Re: CHAT: (no subject)
From: | Christophe Grandsire <christophe.grandsire@...> |
Date: | Monday, September 2, 2002, 14:35 |
En réponse à Christian Thalmann <cinga@...>:
>
> Well, German tenses don't map well onto French ones.
Of course not. I was talking about the number of different forms, not the
mapping. On the other hand, I'd say German and Latin forms map well together,
except for the imperfect.
>
> Our grammatical vocabulary was rather limited, and mostly in German,
> at the end of primary school. When we had our first Latin lesson,
> we hadn't ever heard of a conjunction or a preposition before, only
> of "Verhältniswörter" and "Bindewörter" etc. =P
>
I know the problem from learning Dutch ;)) . I still cannot have a scientific
conversation in Dutch because very little of the vocabulary used is
international (unlike in English or French).
>
> Not if you don't instinctively know which conjugation the verb belongs
> to. ;-)
>
Hence the need to learn the five forms of the verb ;)) .
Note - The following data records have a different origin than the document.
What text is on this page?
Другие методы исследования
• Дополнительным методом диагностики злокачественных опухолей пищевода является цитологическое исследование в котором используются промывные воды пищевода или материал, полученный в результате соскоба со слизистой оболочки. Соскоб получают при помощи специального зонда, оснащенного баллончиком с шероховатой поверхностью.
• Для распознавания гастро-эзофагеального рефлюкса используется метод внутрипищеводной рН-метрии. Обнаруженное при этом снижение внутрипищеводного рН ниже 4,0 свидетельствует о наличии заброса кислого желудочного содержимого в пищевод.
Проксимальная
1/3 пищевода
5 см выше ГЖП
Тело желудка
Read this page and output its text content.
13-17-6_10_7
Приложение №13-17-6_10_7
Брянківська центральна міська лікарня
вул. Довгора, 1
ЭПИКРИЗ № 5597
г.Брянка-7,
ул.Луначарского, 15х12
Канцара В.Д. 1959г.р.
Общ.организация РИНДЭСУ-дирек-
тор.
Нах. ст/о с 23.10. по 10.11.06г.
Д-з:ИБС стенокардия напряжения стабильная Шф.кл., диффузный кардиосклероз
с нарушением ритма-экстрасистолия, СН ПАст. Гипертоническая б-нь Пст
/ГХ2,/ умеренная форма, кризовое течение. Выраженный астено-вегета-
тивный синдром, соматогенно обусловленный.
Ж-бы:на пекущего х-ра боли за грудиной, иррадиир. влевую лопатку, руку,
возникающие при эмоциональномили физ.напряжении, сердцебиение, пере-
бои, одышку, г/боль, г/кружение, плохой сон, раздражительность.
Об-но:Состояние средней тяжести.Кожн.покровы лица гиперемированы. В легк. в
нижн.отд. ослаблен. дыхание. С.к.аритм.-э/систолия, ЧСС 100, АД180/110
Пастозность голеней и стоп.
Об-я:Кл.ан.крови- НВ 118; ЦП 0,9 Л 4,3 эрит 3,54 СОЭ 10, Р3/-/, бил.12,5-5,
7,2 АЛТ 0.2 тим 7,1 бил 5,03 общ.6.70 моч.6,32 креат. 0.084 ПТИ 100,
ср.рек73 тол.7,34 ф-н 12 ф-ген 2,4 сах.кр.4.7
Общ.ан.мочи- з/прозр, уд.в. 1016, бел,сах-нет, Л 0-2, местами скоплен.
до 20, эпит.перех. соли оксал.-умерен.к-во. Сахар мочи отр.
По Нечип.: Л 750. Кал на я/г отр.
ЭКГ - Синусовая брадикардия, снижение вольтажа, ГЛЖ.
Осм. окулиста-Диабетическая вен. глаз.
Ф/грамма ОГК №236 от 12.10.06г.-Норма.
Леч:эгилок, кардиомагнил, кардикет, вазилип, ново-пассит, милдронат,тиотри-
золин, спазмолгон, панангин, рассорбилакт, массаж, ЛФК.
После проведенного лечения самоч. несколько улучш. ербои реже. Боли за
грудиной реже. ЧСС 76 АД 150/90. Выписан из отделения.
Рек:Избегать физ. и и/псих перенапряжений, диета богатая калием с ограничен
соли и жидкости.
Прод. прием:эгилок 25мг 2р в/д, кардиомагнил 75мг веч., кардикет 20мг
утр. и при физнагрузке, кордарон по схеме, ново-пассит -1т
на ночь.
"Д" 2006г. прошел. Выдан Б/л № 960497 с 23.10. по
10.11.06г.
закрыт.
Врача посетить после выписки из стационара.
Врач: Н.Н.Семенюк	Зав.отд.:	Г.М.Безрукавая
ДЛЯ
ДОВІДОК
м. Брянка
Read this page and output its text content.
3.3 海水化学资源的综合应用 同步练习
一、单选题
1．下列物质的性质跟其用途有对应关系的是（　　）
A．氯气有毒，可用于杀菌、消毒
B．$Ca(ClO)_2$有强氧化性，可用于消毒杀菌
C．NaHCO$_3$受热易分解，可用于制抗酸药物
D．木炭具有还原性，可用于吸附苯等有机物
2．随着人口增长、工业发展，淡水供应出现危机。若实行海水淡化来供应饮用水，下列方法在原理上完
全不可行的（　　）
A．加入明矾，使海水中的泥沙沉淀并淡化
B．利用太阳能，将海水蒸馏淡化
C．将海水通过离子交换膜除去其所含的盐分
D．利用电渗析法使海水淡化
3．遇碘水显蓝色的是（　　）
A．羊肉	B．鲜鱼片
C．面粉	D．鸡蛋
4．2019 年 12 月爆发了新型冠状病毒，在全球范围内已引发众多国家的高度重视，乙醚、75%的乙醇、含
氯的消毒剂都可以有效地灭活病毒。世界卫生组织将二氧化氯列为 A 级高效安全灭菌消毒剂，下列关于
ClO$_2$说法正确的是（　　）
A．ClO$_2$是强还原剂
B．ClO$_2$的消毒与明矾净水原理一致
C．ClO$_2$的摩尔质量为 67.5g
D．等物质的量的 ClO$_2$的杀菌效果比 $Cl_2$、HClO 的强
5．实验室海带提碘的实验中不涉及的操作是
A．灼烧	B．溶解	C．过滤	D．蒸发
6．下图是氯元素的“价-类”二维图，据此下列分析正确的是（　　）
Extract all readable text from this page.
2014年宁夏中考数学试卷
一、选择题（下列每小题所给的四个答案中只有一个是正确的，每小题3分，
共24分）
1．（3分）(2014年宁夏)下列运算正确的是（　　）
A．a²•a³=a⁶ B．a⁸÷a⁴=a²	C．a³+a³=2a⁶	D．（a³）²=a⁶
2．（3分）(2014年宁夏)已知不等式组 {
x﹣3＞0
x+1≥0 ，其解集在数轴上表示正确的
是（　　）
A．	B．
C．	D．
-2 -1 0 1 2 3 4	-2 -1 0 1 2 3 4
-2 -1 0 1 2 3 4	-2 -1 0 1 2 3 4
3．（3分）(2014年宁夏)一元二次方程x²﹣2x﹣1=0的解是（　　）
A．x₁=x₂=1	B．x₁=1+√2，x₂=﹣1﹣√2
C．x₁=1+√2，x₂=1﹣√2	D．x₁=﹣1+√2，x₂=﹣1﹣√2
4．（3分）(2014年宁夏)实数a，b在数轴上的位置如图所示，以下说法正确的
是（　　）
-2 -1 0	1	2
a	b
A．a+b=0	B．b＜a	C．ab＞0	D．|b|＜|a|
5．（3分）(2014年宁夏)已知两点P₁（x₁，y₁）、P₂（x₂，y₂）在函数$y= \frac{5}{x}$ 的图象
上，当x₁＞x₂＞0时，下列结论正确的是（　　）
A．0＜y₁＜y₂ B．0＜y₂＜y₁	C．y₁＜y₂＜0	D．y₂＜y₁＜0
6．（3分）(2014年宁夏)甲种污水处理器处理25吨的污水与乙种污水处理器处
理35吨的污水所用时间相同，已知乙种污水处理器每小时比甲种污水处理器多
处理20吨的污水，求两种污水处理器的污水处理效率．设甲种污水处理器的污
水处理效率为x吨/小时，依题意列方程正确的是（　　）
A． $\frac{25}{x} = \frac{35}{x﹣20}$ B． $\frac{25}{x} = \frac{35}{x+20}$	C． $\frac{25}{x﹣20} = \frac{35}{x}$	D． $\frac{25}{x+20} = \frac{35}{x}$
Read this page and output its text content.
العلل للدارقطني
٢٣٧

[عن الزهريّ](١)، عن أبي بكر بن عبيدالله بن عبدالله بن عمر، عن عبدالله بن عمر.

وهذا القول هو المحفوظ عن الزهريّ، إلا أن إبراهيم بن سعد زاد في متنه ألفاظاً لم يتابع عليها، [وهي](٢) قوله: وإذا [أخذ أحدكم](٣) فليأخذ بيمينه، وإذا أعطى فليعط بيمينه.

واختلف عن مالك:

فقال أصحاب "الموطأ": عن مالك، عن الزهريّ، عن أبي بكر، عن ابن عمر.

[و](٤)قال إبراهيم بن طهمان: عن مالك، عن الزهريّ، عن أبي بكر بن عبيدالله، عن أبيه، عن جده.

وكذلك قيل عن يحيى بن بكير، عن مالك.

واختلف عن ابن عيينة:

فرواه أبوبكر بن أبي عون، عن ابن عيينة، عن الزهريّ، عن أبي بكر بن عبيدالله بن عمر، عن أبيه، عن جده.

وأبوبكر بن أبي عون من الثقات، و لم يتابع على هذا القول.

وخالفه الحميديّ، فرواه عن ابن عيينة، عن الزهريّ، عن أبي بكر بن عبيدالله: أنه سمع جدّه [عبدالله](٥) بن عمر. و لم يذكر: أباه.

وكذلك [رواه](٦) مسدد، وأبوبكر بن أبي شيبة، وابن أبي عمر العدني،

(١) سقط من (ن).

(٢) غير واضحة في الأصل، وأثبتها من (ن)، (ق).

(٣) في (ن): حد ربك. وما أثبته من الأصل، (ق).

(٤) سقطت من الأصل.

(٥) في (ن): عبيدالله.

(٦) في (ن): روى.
> Anyway, in Jovian, I'm going to derive a subjunctive auxiliary from
> the Latin subjunctive of |agere|. I'm already using |ajer| from
> |agere| as the all-purpose verb "to do" in Jovian.
>
Nice idea. Another idea would be to use a particle (like French subjunctive
never appears without "que" in front of it, so much that in French conjugation
tables the "que" is usually added in the subjunctive tenses) and make it part
of the conjugation (like Romanian does for instance).
>
> Aren't there stray e's and i's floating around in the -êre, -îre
> conjugations?
>
That's why I said: take the *first person present indicative* and get rid of
its ending. Those which still have an -i- then (like capere: capio->capi) keep
it in the subjunctive, those which don't (like legere: lego->leg-), don't have
anything added in front of the ending. As I said, a few mnemonic rules are
largely enough.
> Sure, looking up stuff in a dictionary isn't that hard. I thought
> we were discussing real-time parsing of language.
>
Same. If you know the verb, the parsing will be easy and fast (of course, you
need to know the rules, but that is valid for any language). If you don't, then
even an isolating grammar wouldn't help you anyway (what the point of knowing
which form the verb is in if you don't know what it means anyway? ;)))) ).
Christophe.
http://rainbow.conlang.free.fr
Take your life as a movie: do not let anybody else play the leading role.